Tired of the same old cutesy kitty toys designed to reinforce the gendered assumption that girls should be made only of sugar and spice and everything nice?
So, I created Meow Medusa, one badass feminist feline who doesn’t bother with such oppressive binaries. The only thing petty about her is the center of her forehead, which must be stroked at least five times a day.
Tatanka the Bison
This piece was commissioned by scholar,, Howard University professor, and friend Shawna M. Morgan. Based on research I did for this project, I learned that the difference between a bison and a buffalo is that bison are native to North America and parts of Europe, and buffalo are native to south Asia and Africa. Also, physically, bison have shoulder humps, and buffalo do not.
My ignorance, I think, results in no small part from pop culture references to the mythos of the American West that (mis)use buffalo imagery. Noteworthy examples include the line, “Where the buffalo roam,” from classic American western folk song “Home on the Range;” American Gods’s Buffalo Man, and the buffalo symbolism in Westworld season 2. Of course, as colonizer language, both “bison” and “buffalo” post-date indigenous terms like the Lakota word, “tatanka,” which literally means something like “he who owns us.”

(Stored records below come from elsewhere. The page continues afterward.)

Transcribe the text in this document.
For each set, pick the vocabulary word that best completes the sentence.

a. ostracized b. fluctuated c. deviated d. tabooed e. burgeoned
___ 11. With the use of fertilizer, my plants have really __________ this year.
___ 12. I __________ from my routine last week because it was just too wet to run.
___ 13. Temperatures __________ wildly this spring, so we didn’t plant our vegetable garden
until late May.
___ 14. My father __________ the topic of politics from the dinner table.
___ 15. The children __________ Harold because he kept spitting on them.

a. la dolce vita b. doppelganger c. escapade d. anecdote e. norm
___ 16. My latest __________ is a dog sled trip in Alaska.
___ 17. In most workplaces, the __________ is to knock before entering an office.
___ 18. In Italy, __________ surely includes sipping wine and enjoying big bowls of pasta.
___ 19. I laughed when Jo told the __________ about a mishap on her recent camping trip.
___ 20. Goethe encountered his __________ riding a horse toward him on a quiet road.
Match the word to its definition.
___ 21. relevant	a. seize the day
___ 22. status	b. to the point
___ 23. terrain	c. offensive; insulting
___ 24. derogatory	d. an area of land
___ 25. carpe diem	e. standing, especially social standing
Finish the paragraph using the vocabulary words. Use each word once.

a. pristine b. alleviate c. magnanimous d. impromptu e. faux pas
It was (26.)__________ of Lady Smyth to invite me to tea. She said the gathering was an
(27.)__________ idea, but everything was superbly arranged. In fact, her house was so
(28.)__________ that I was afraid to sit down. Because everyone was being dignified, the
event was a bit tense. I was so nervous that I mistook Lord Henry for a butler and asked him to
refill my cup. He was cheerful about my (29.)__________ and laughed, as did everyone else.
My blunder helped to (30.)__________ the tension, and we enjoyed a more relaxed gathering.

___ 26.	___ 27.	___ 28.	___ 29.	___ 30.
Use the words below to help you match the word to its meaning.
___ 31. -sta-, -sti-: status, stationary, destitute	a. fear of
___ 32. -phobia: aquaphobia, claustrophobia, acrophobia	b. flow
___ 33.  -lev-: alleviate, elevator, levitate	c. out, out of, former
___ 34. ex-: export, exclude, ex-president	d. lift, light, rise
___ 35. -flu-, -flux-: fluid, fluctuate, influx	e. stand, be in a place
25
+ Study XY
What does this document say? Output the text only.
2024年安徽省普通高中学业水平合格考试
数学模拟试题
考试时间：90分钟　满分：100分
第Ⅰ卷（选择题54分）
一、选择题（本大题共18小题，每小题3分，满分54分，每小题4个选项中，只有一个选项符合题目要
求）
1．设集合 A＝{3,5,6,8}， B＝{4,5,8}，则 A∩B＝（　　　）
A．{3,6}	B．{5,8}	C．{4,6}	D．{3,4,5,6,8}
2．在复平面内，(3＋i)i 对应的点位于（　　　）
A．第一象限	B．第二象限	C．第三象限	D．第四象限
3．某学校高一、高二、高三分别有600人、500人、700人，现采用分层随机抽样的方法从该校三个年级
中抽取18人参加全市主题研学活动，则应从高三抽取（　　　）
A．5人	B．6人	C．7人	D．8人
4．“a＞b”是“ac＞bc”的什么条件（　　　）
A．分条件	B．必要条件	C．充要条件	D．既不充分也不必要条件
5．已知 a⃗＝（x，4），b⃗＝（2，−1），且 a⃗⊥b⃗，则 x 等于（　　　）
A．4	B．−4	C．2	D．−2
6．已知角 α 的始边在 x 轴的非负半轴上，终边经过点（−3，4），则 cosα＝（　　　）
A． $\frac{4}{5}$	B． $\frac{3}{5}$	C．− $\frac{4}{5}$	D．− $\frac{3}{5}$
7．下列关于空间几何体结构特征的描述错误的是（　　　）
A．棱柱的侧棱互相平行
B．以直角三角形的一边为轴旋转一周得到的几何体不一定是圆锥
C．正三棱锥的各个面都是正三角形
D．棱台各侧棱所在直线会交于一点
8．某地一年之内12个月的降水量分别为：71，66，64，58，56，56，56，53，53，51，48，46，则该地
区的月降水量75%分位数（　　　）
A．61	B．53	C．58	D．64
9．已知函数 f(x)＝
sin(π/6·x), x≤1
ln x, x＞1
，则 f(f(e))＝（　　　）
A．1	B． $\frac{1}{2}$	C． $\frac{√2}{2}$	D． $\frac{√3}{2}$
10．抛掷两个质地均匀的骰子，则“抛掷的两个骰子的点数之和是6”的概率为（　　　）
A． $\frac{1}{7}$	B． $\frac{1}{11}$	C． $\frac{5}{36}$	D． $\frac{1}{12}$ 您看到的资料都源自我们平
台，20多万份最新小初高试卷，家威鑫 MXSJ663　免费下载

Resistance is Fertile Iris
‘Well, then we had the irises, rising beautiful and cool on their tall stalks, like blown glass, like pastel water momentarily frozen in a splash, light blue, light mauve, and the darker ones, velvet and purple, black cat’s ears in the sun, indigo shadow, and the bleeding hearts, so female in shape it was a surprise they’ve not long since been rooted out. There is something subversive about this garden of Serena’s, a sense of buried things bursting upwards, wordlessly, into the light, as if to point, to say: Whatever is silenced will clamor to be heard, though silently.”
~ Margaret Atwood, from The Handmaid’s Tale
Revolution cannot survive on the weeding of justified anger alone. We also need to plant now what we want to see grow in our futures. Enter the Resistance is Fertile amigurumi plant series. The first of the series is the iris. Exemplified by Atwood, irises can be used as metaphors for silent subversion — their very existence a challenge to an oppressive paradigm of female powerlessness.